Algodão: alongamento dos embarques impacta fluxo de caixa, eleva custos e pesa na safra 20/21
Como nada os produtores de algodão podem fazer para se protegerem das mínimas de preços internacionais da próxima safra, a não ser torcer para as economias dos compradores de roupas asiáticas avançarem, um dos desafios para muitos exportadores é gerir o comprometimento do fluxo de caixa atual. E o que isso adiciona.
Os importadores estão pedindo alongamento dos embarques da safra atual e, junto com a parcelização dos volumes entregues, as divisas chegam agora aprazadas nos valores correspondentes.
Não está havendo calote, segundo a Associação Brasileira dos Produtores de Algodão (Abrapa), e confirmado pelo conselheiro da Terra Santa Agro (TESA3), Arlindo Moura, mas complicou um pouco mais.
Além da derrubada do planejamento das empresas que esperavam o encaixe total dos contratos fixados, em linha com suas obrigações, vieram novos custos e um pouco mais de dúvida sobre as intenções para o próximo ciclo.

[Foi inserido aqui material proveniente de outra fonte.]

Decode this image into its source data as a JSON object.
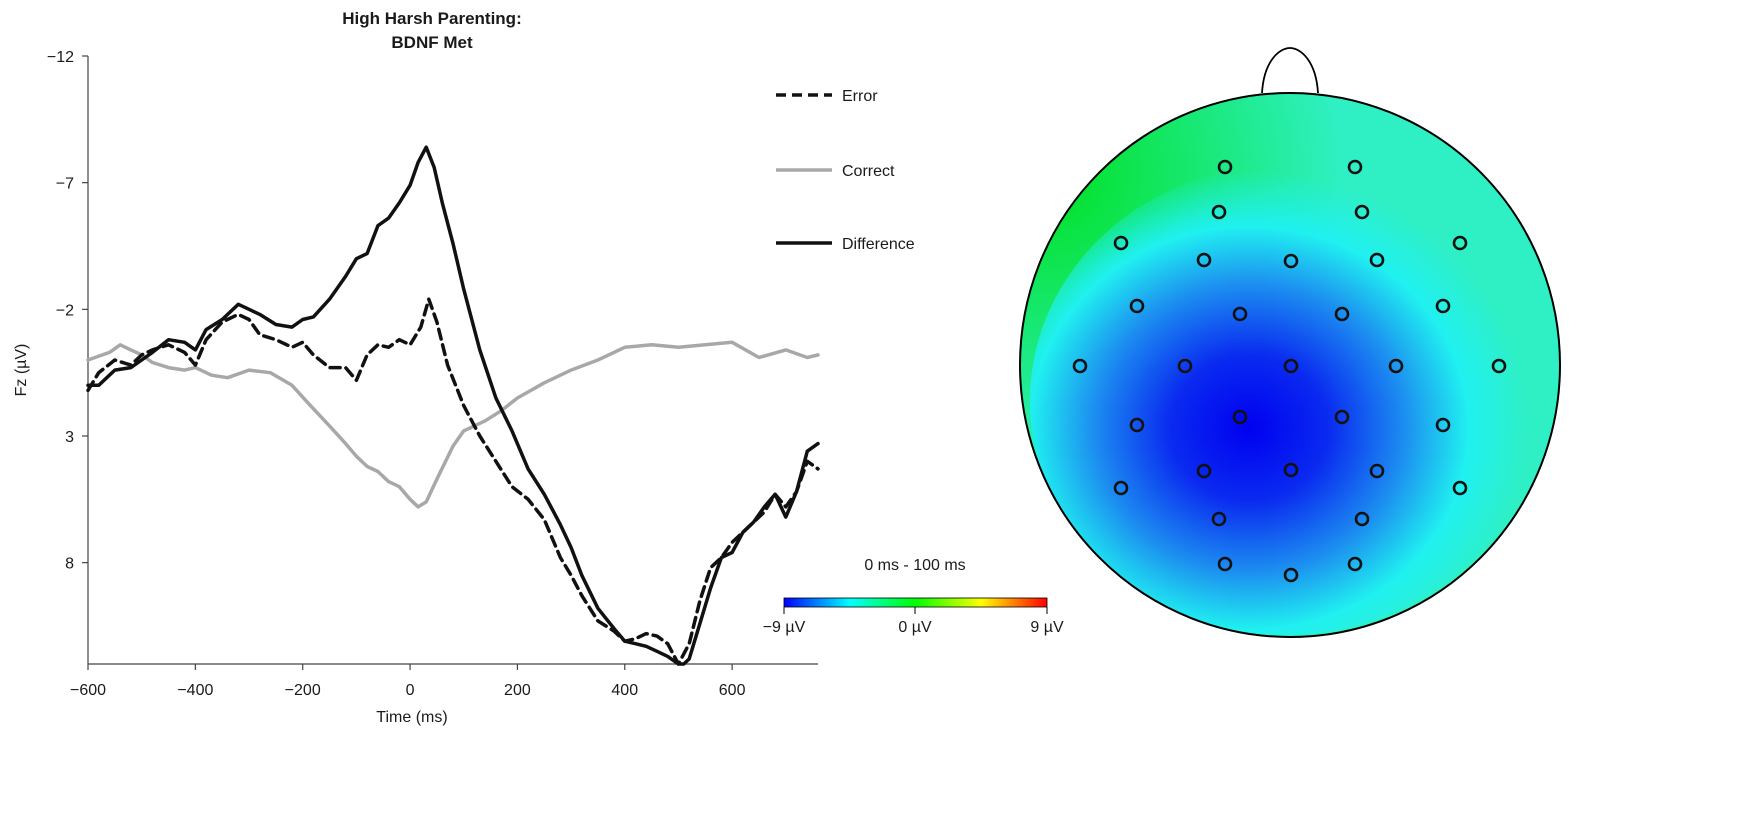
{
  "chart_data": [
    {
      "type": "line",
      "title": "High Harsh Parenting:",
      "subtitle": "BDNF Met",
      "xlabel": "Time (ms)",
      "ylabel": "Fz (µV)",
      "xlim": [
        -600,
        760
      ],
      "ylim": [
        -12,
        12
      ],
      "y_inverted": true,
      "x_ticks": [
        -600,
        -400,
        -200,
        0,
        200,
        400,
        600
      ],
      "x_tick_labels": [
        "−600",
        "−400",
        "−200",
        "0",
        "200",
        "400",
        "600"
      ],
      "y_ticks": [
        -12,
        -7,
        -2,
        3,
        8
      ],
      "y_tick_labels": [
        "−12",
        "−7",
        "−2",
        "3",
        "8"
      ],
      "grid": false,
      "legend_placement": "top-right",
      "series": [
        {
          "name": "Error",
          "style": "dashed",
          "color": "#111111",
          "x": [
            -600,
            -580,
            -550,
            -520,
            -500,
            -480,
            -450,
            -420,
            -400,
            -380,
            -350,
            -320,
            -300,
            -280,
            -250,
            -220,
            -200,
            -180,
            -150,
            -120,
            -100,
            -80,
            -60,
            -40,
            -20,
            0,
            20,
            35,
            50,
            70,
            100,
            130,
            160,
            190,
            220,
            250,
            280,
            300,
            320,
            350,
            380,
            400,
            420,
            440,
            460,
            480,
            500,
            520,
            540,
            560,
            580,
            600,
            620,
            640,
            660,
            680,
            700,
            720,
            740,
            760
          ],
          "y": [
            1.2,
            0.5,
            0.0,
            0.2,
            -0.2,
            -0.4,
            -0.6,
            -0.3,
            0.2,
            -0.8,
            -1.5,
            -1.8,
            -1.6,
            -1.0,
            -0.8,
            -0.5,
            -0.7,
            -0.2,
            0.3,
            0.3,
            0.8,
            -0.2,
            -0.6,
            -0.5,
            -0.8,
            -0.6,
            -1.3,
            -2.4,
            -1.5,
            0.2,
            1.8,
            3.0,
            4.0,
            5.0,
            5.5,
            6.3,
            7.8,
            8.5,
            9.3,
            10.3,
            10.7,
            11.1,
            11.0,
            10.8,
            10.9,
            11.2,
            12.0,
            11.2,
            9.5,
            8.2,
            7.8,
            7.2,
            6.8,
            6.4,
            6.0,
            5.3,
            5.8,
            5.2,
            4.0,
            4.3
          ]
        },
        {
          "name": "Correct",
          "style": "solid",
          "color": "#a8a8a8",
          "x": [
            -600,
            -560,
            -540,
            -520,
            -500,
            -480,
            -450,
            -420,
            -400,
            -370,
            -340,
            -300,
            -260,
            -220,
            -190,
            -150,
            -120,
            -100,
            -80,
            -60,
            -40,
            -20,
            0,
            15,
            30,
            50,
            80,
            100,
            140,
            170,
            200,
            250,
            300,
            350,
            400,
            450,
            500,
            550,
            600,
            650,
            700,
            740,
            760
          ],
          "y": [
            0.0,
            -0.3,
            -0.6,
            -0.4,
            -0.2,
            0.1,
            0.3,
            0.4,
            0.3,
            0.6,
            0.7,
            0.4,
            0.5,
            1.0,
            1.7,
            2.6,
            3.3,
            3.8,
            4.2,
            4.4,
            4.8,
            5.0,
            5.5,
            5.8,
            5.6,
            4.7,
            3.4,
            2.8,
            2.4,
            2.0,
            1.5,
            0.9,
            0.4,
            0.0,
            -0.5,
            -0.6,
            -0.5,
            -0.6,
            -0.7,
            -0.1,
            -0.4,
            -0.1,
            -0.2
          ]
        },
        {
          "name": "Difference",
          "style": "solid",
          "color": "#111111",
          "x": [
            -600,
            -580,
            -550,
            -520,
            -500,
            -480,
            -450,
            -420,
            -400,
            -380,
            -350,
            -320,
            -300,
            -280,
            -250,
            -220,
            -200,
            -180,
            -150,
            -120,
            -100,
            -80,
            -60,
            -40,
            -20,
            0,
            15,
            30,
            45,
            60,
            80,
            100,
            130,
            160,
            190,
            220,
            250,
            280,
            300,
            320,
            350,
            380,
            400,
            420,
            440,
            460,
            480,
            500,
            510,
            520,
            540,
            560,
            580,
            600,
            620,
            640,
            660,
            680,
            700,
            720,
            740,
            760
          ],
          "y": [
            1.0,
            1.0,
            0.4,
            0.3,
            0.0,
            -0.3,
            -0.8,
            -0.7,
            -0.4,
            -1.2,
            -1.6,
            -2.2,
            -2.0,
            -1.8,
            -1.4,
            -1.3,
            -1.6,
            -1.7,
            -2.4,
            -3.3,
            -4.0,
            -4.2,
            -5.3,
            -5.6,
            -6.2,
            -6.9,
            -7.8,
            -8.4,
            -7.6,
            -6.2,
            -4.6,
            -2.8,
            -0.4,
            1.5,
            2.8,
            4.3,
            5.3,
            6.5,
            7.4,
            8.5,
            9.8,
            10.6,
            11.1,
            11.2,
            11.3,
            11.5,
            11.7,
            12.0,
            12.0,
            11.8,
            10.4,
            9.0,
            7.8,
            7.6,
            6.8,
            6.4,
            5.8,
            5.3,
            6.2,
            5.2,
            3.6,
            3.3
          ]
        }
      ]
    },
    {
      "type": "heatmap",
      "title": "0 ms - 100 ms",
      "colorbar_range": [
        -9,
        9
      ],
      "colorbar_tick_labels": [
        "−9 µV",
        "0 µV",
        "9 µV"
      ],
      "colormap": [
        "#0000ff",
        "#00ffff",
        "#00ff00",
        "#ffff00",
        "#ff0000"
      ],
      "electrodes_count": 35
    }
  ]
}
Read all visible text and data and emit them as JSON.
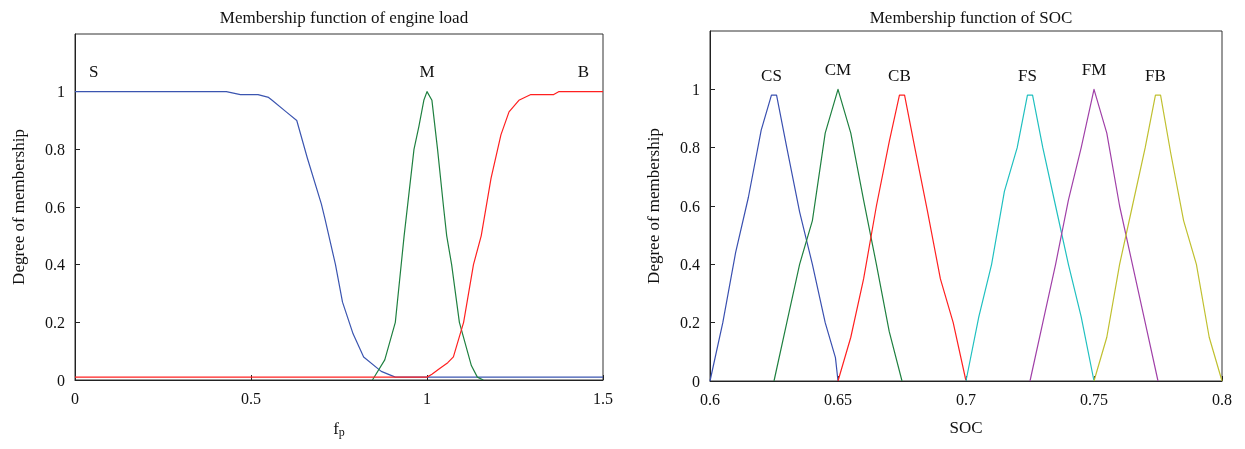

Com a colheita acelerando acima dos 40%, Fernando Rati, gestor de sustentabilidade e mercado da entidade, diz que os produtores agora precisam armazenar mais do que o previsto. Embora esse carregamento de estoques foi aliviado com o aumento do preço referência para liquidação do financiamento oferecido para essa finalidade, como trouxe Money Times, no Brasil esse gargalo da logística é quase sempre fora da fazenda. Vai ter que ser pago.
Pré-pandemia, quando boa parte dos embarques nacionais foi fechada entre 73 e 76 centavos de dólar por libra-peso – a Terra Santa fixou entre 75 e 76 c/lp – a demanda global avaliada era de 26 milhões de toneladas. Perdeu 4 milhões/t.
Área menor
E os estoques globais, de acordo com Rati, subiram 20%. Num cenário otimista, já estão também em 22 milhões/t. “Tão otimista quanto a previsão de demanda para o ciclo 20/21, em 23 milhões/t”, pontua. Enquanto isso, as telas curtas e longas da bolsa de futuros de Nova York estão entre 63 e 65 c/lp (outubro 21 já recua para 62 c/lp).
O Brasil tira na safra atual em torno de 2,9 milhões/t (pluma e caroço) e exporta entre 1,9 e 2 milhões/t de plumas, números que a Abrapa deverá fechar nos próximos dias.
Com as dificuldades do cenário, pode-se pensar em uma redução do plantio para 20/21. Na Bahia, segundo maior produtor, com um ciclo produtivo apenas, poderá ser de 10% sobre os 313,5 mil hectares do atual. No Mato Grosso, onde a safra de inverno concorre com o milho, talvez 5% de queda ante os 1,16 milhão/ha, avalia Arlindo Moura, que trocou a presidência por uma cadeira do Conselho da Terra Santa Agro e também já presidiu a Abrapa.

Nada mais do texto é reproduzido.